A valve that controls an enormous burst of steam to drive the turbine is then gradually opened to increase the steam’s pressure on the turbine. The speed at which the turbine rotates increases as the steam pressure rises.
Joffe said that the system has a bolt that starts to retard the rotational speed of the turbine as soon as it exceeds the design speed of 3 000 revolutions a minute by more than 10%. This time, for some other reason, the safety mechanism failed.
The result was that the turbine rotated faster and faster. The rotational speed increased too rapidly for anything to be done before the massive machine exploded into pieces with tremendous impact.

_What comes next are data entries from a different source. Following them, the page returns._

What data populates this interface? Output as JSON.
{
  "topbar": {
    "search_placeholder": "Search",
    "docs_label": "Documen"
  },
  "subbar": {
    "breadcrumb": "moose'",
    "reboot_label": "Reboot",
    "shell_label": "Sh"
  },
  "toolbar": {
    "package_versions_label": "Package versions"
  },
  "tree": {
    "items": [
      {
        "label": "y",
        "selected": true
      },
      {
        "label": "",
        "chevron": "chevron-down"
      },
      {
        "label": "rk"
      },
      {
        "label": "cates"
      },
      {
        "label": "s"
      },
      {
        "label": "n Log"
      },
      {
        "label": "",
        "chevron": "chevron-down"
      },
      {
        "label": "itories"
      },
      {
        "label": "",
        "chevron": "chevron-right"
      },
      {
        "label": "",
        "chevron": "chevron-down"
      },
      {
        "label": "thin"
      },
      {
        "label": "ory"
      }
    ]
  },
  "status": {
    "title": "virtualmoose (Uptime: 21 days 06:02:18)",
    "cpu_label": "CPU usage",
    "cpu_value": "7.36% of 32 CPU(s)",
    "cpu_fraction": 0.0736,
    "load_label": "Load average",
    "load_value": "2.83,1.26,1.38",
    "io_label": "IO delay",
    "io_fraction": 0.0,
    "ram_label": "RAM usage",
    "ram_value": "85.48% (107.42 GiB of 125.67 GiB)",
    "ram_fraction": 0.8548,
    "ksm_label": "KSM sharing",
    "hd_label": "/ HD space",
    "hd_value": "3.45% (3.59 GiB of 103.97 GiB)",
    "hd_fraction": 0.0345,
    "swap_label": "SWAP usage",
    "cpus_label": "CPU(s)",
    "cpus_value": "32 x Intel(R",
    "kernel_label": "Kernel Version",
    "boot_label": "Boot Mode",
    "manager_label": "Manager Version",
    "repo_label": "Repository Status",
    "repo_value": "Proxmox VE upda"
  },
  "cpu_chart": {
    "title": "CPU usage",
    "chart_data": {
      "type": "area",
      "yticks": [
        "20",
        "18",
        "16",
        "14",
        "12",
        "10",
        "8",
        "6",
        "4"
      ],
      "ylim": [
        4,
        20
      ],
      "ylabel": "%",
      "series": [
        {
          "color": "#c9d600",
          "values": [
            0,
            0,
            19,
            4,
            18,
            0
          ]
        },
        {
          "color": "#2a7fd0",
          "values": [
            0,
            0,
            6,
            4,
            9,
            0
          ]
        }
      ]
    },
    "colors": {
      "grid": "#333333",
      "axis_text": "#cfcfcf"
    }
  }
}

Eskom said the modifications have since been replaced by modifications approved by the manufacturer. All other units at Duvha have been inspected and, where necessary, the same modifications have been replaced. New rules have been introduced to prevent a repetition.
Where staff members had deviated from prescribed procedures Eskom would take disciplinary action if necessary, said Joffe. Monitoring requirements for similar testing and training materials have also been improved.
Dames said the current focus was on repairing the unit.
Eskom’s teams have already dismantled the damaged equipment, determined the precise extent of the damage and started to buy new components.
The turbine and the foundations of the generator will be repaired early next year, after which the system will be assembled by mid-year.
The unit is expected to return to operation by the third quarter of 2012.
Power cuts on cards
On Wednesday Eskom warned that the amount of electricity it is able to generate in the next three months will be too little to meet demand. South Africa therefore faces power cuts.
According to the power giant’s forecast, there will virtually continually be a shortage of up to 1 000 MW. From December 12 to 25, and again in the February 6 week, the shortage could run to 2 000 MW.
The situation can improve considerably if electricity consumers switch off appliances, especially during peak periods.